Diese Fragen stehen im Mittelpunkt. Anhand von konkreten Beispielen erarbeiten die Teilnehmer:innen das Rüstzeug für die wirksame Ladungssicherung und klären Fragen, die aus der Praxis herrühren. Eine Orientierung an den Transportaufgaben des jeweiligen Betriebes ist selbstverständlich. Die physikalischen Grundlagen werden im Seminar anschaulich erläutert und demonstriert. Hierzu werden im Seminarraum Experimente durchgeführt, die die physikalischen Grundlagen unmittelbar verständlich machen.

Sicherungsmethoden

Weiter lösen die Teilnehmerinnen und Teilnehmer in Gruppenarbeit Aufgaben zur Sicherung verschiedener Ladungen, die auch in der Praxis häufig anzutreffen sind, zum Beispiel Paletten, Gitterboxen, Kisten, Maschinenteile, Stahlwalzen und Coils. Dabei werden die Wirkprinzipien der Ladungssicherung und die Sicherungsmethoden ausführlich besprochen. Auch die Berechnung der notwendigen Spannkräfte für das Niederzurren wird anhand von Beispielen vorgenommen. 

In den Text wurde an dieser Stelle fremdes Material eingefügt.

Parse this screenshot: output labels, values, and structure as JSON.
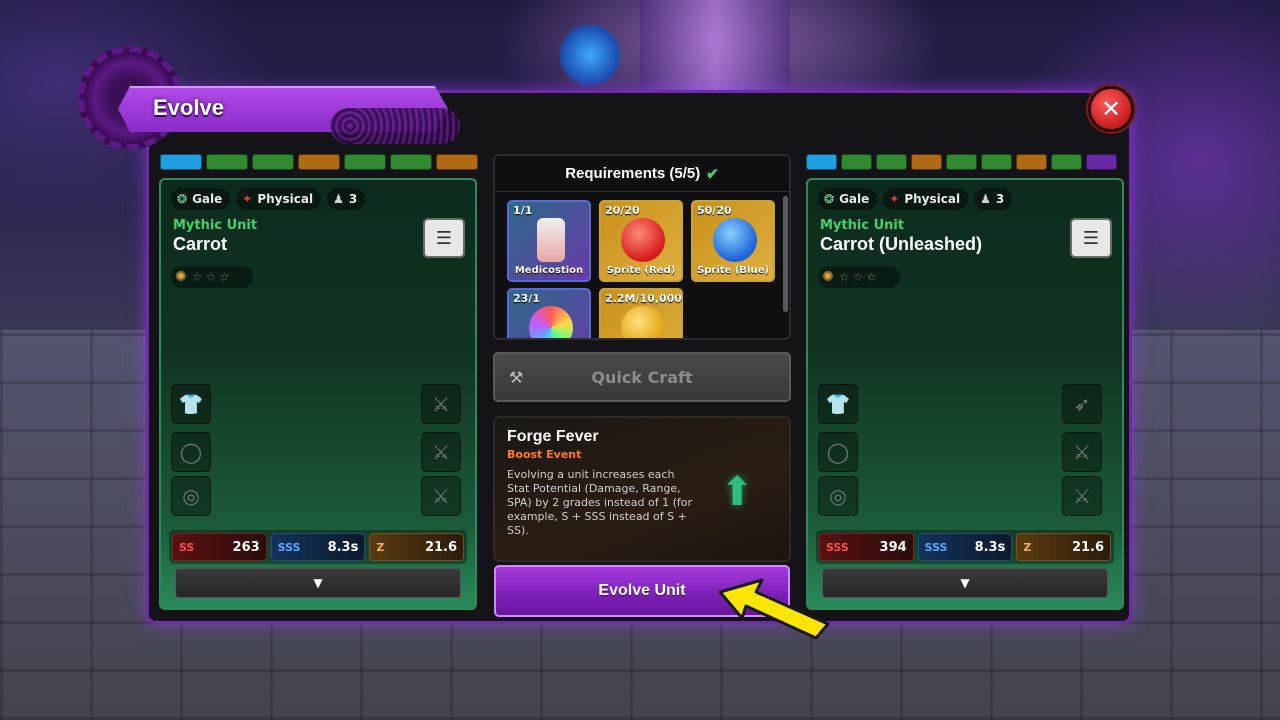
{
  "window": {
    "title": "Evolve",
    "close_icon": "close-icon"
  },
  "colors": {
    "accent": "#8a2cc8",
    "mythic": "#41d16d",
    "boost": "#ff7a1a",
    "check": "#3fd46b"
  },
  "left_bars": [
    "#1e9fe0",
    "#2f8a2f",
    "#2f8a2f",
    "#b06a14",
    "#2f8a2f",
    "#2f8a2f",
    "#b06a14"
  ],
  "right_bars": [
    "#1e9fe0",
    "#2f8a2f",
    "#2f8a2f",
    "#b06a14",
    "#2f8a2f",
    "#2f8a2f",
    "#b06a14",
    "#2f8a2f",
    "#6a2aa8"
  ],
  "left_unit": {
    "tags": [
      {
        "icon": "gale-icon",
        "label": "Gale"
      },
      {
        "icon": "physical-icon",
        "label": "Physical"
      },
      {
        "icon": "placement-icon",
        "label": "3"
      }
    ],
    "rarity": "Mythic Unit",
    "name": "Carrot",
    "stars": 0,
    "stats": [
      {
        "grade": "SS",
        "value": "263",
        "icon": "damage-icon"
      },
      {
        "grade": "SSS",
        "value": "8.3s",
        "icon": "spa-icon"
      },
      {
        "grade": "Z",
        "value": "21.6",
        "icon": "range-icon"
      }
    ]
  },
  "right_unit": {
    "tags": [
      {
        "icon": "gale-icon",
        "label": "Gale"
      },
      {
        "icon": "physical-icon",
        "label": "Physical"
      },
      {
        "icon": "placement-icon",
        "label": "3"
      }
    ],
    "rarity": "Mythic Unit",
    "name": "Carrot (Unleashed)",
    "stars": 0,
    "stats": [
      {
        "grade": "SSS",
        "value": "394",
        "icon": "damage-icon"
      },
      {
        "grade": "SSS",
        "value": "8.3s",
        "icon": "spa-icon"
      },
      {
        "grade": "Z",
        "value": "21.6",
        "icon": "range-icon"
      }
    ]
  },
  "requirements": {
    "title": "Requirements (5/5)",
    "items": [
      {
        "count": "1/1",
        "name": "Medicostion"
      },
      {
        "count": "20/20",
        "name": "Sprite (Red)"
      },
      {
        "count": "50/20",
        "name": "Sprite (Blue)"
      },
      {
        "count": "23/1",
        "name": ""
      },
      {
        "count": "2.2M/10,000",
        "name": ""
      }
    ]
  },
  "quick_craft": {
    "label": "Quick Craft"
  },
  "event": {
    "title": "Forge Fever",
    "subtitle": "Boost Event",
    "description": "Evolving a unit increases each Stat Potential (Damage, Range, SPA) by 2 grades instead of 1 (for example, S + SSS instead of S + SS)."
  },
  "evolve_button": {
    "label": "Evolve Unit"
  }
}
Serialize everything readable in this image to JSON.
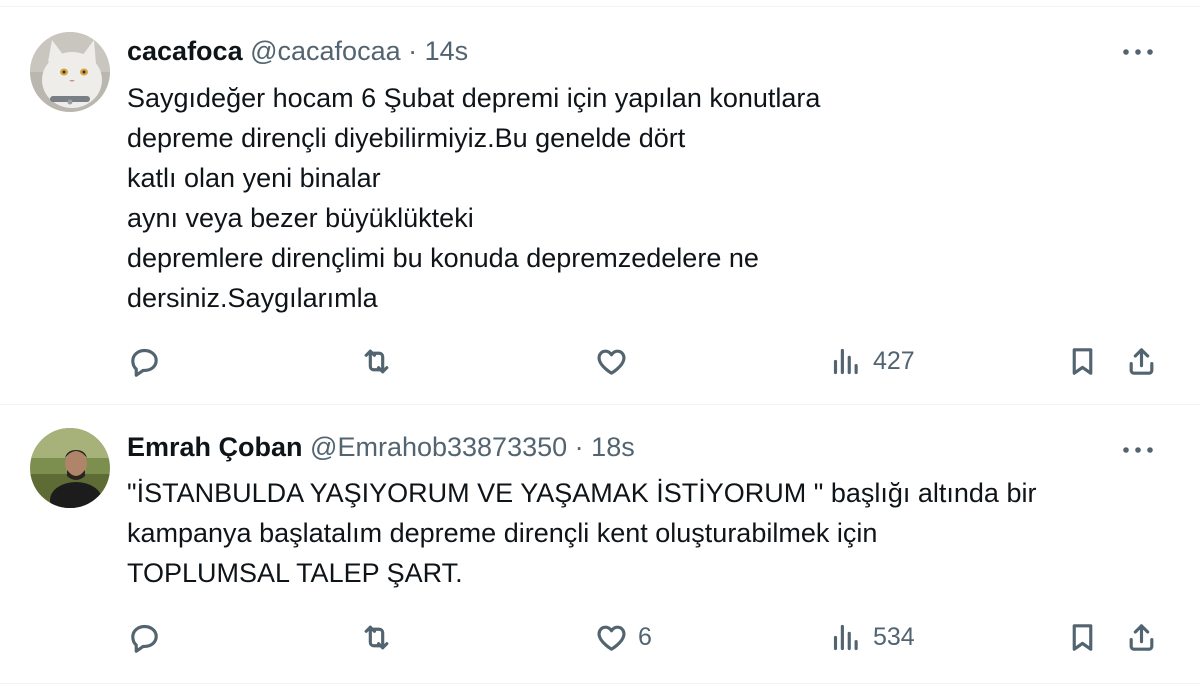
{
  "tweets": [
    {
      "name": "cacafoca",
      "handle": "@cacafocaa",
      "separator": "·",
      "time": "14s",
      "text": "Saygıdeğer hocam 6 Şubat depremi için yapılan konutlara\ndepreme dirençli diyebilirmiyiz.Bu genelde dört\nkatlı olan yeni binalar\naynı veya bezer büyüklükteki\ndepremlere dirençlimi bu konuda depremzedelere ne\ndersiniz.Saygılarımla",
      "reply_count": "",
      "retweet_count": "",
      "like_count": "",
      "view_count": "427",
      "avatar_icon": "white-cat-avatar"
    },
    {
      "name": "Emrah Çoban",
      "handle": "@Emrahob33873350",
      "separator": "·",
      "time": "18s",
      "text": "\"İSTANBULDA YAŞIYORUM VE YAŞAMAK İSTİYORUM \" başlığı altında bir\nkampanya başlatalım depreme dirençli kent oluşturabilmek için\nTOPLUMSAL TALEP ŞART.",
      "reply_count": "",
      "retweet_count": "",
      "like_count": "6",
      "view_count": "534",
      "avatar_icon": "man-outdoors-avatar"
    }
  ],
  "colors": {
    "text": "#0f1419",
    "secondary": "#536471",
    "divider": "#eff3f4"
  }
}
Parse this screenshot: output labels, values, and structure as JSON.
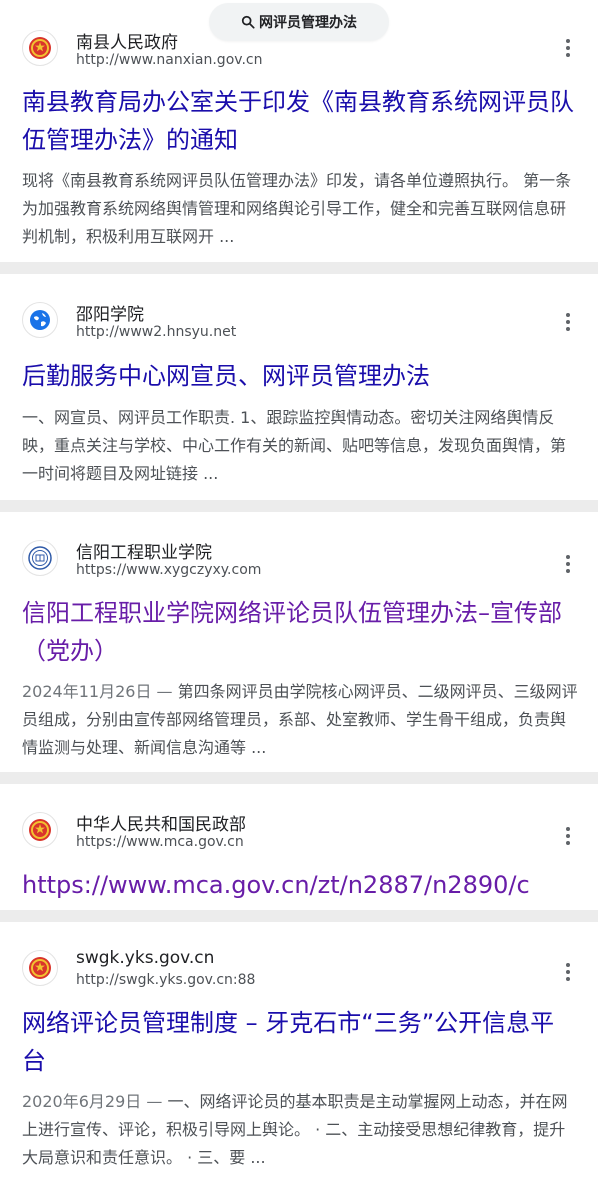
{
  "search": {
    "query": "网评员管理办法"
  },
  "results": [
    {
      "site_name": "南县人民政府",
      "url": "http://www.nanxian.gov.cn",
      "title": "南县教育局办公室关于印发《南县教育系统网评员队伍管理办法》的通知",
      "snippet": "现将《南县教育系统网评员队伍管理办法》印发，请各单位遵照执行。 第一条 为加强教育系统网络舆情管理和网络舆论引导工作，健全和完善互联网信息研判机制，积极利用互联网开 ...",
      "favicon": "emblem-icon"
    },
    {
      "site_name": "邵阳学院",
      "url": "http://www2.hnsyu.net",
      "title": "后勤服务中心网宣员、网评员管理办法",
      "snippet": "一、网宣员、网评员工作职责. 1、跟踪监控舆情动态。密切关注网络舆情反映，重点关注与学校、中心工作有关的新闻、贴吧等信息，发现负面舆情，第一时间将题目及网址链接 ...",
      "favicon": "globe-icon"
    },
    {
      "site_name": "信阳工程职业学院",
      "url": "https://www.xygczyxy.com",
      "title": "信阳工程职业学院网络评论员队伍管理办法–宣传部（党办）",
      "date": "2024年11月26日 —",
      "snippet": " 第四条网评员由学院核心网评员、二级网评员、三级网评员组成，分别由宣传部网络管理员，系部、处室教师、学生骨干组成，负责舆情监测与处理、新闻信息沟通等 ...",
      "favicon": "college-seal-icon"
    },
    {
      "site_name": "中华人民共和国民政部",
      "url": "https://www.mca.gov.cn",
      "title": "https://www.mca.gov.cn/zt/n2887/n2890/c",
      "favicon": "emblem-icon"
    },
    {
      "site_name": "swgk.yks.gov.cn",
      "url": "http://swgk.yks.gov.cn:88",
      "title": "网络评论员管理制度 – 牙克石市“三务”公开信息平台",
      "date": "2020年6月29日 —",
      "snippet": " 一、网络评论员的基本职责是主动掌握网上动态，并在网上进行宣传、评论，积极引导网上舆论。 · 二、主动接受思想纪律教育，提升大局意识和责任意识。 · 三、要 ...",
      "favicon": "emblem-icon"
    }
  ],
  "colors": {
    "link": "#1a0dab",
    "visited": "#681da8",
    "snippet": "#4d5156",
    "background": "#ececec"
  }
}
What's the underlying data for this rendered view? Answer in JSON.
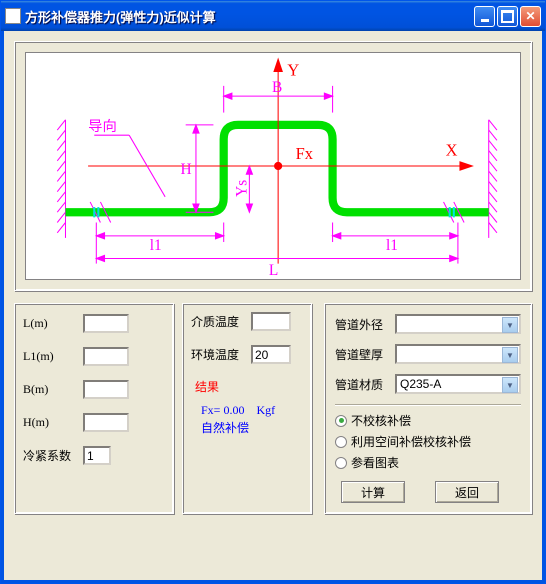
{
  "window": {
    "title": "方形补偿器推力(弹性力)近似计算"
  },
  "diagram": {
    "y_axis": "Y",
    "x_axis": "X",
    "force": "Fx",
    "label_B": "B",
    "label_H": "H",
    "label_L": "L",
    "label_l1_left": "l1",
    "label_l1_right": "l1",
    "label_Ys": "Ys",
    "guide": "导向"
  },
  "inputs": {
    "L": {
      "label": "L(m)",
      "value": ""
    },
    "L1": {
      "label": "L1(m)",
      "value": ""
    },
    "B": {
      "label": "B(m)",
      "value": ""
    },
    "H": {
      "label": "H(m)",
      "value": ""
    },
    "cold": {
      "label": "冷紧系数",
      "value": "1"
    }
  },
  "temps": {
    "medium": {
      "label": "介质温度",
      "value": ""
    },
    "env": {
      "label": "环境温度",
      "value": "20"
    }
  },
  "result": {
    "head": "结果",
    "line1_prefix": "Fx=",
    "line1_value": " 0.00",
    "line1_unit": "Kgf",
    "line2": "自然补偿"
  },
  "pipe": {
    "od": {
      "label": "管道外径",
      "value": ""
    },
    "thk": {
      "label": "管道壁厚",
      "value": ""
    },
    "mat": {
      "label": "管道材质",
      "value": "Q235-A"
    }
  },
  "options": {
    "a": "不校核补偿",
    "b": "利用空间补偿校核补偿",
    "c": "参看图表",
    "selected": "a"
  },
  "buttons": {
    "calc": "计算",
    "back": "返回"
  }
}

Ausführlich unter die Lupe genommen werden die Hilfsmittel der Ladungssicherung:

  • Welche Sicherungsmittel sind bei den Teilnehmern im Einsatz?
  • Bei welchen Transportgütern werden die jeweiligen Hilfsmittel eingesetzt?
  • Was genau besagen die Angaben auf den Etiketten der Spanngurte?
  • Welche Kennwerte müssen eingehalten werden?  
  • Welche Auswirkungen kann falsche Lastverteilung haben?

Praxisteil

Im 90-minütigen Praxisteil des Seminars B bewerten die Teilnehmerinnen und Teilnehmer (mit persönlicher Schutzausrüstung) das bereitgestellte Fahrzeug in Bezug auf seine Eignung zur Ladungssicherung und sichern Ladegut durch Niederzurren, Direktzurren und Schlingenzurren.

Anhand von 25 ausgewählten Beispielen - dokumentiert durch Fotomotive aus der Praxis - diskutieren die Teilnehmer:innen bei der Lernerfolgskontrolle zum Abschluss des Seminars, welche Fehler sie erkennen, ob sie selbst diese Art der Ladungssicherung akzeptieren würden und was wohl bei einer Kontrolle bemängelt würde. Ein guter Test zum Verständnis der Seminarinhalte.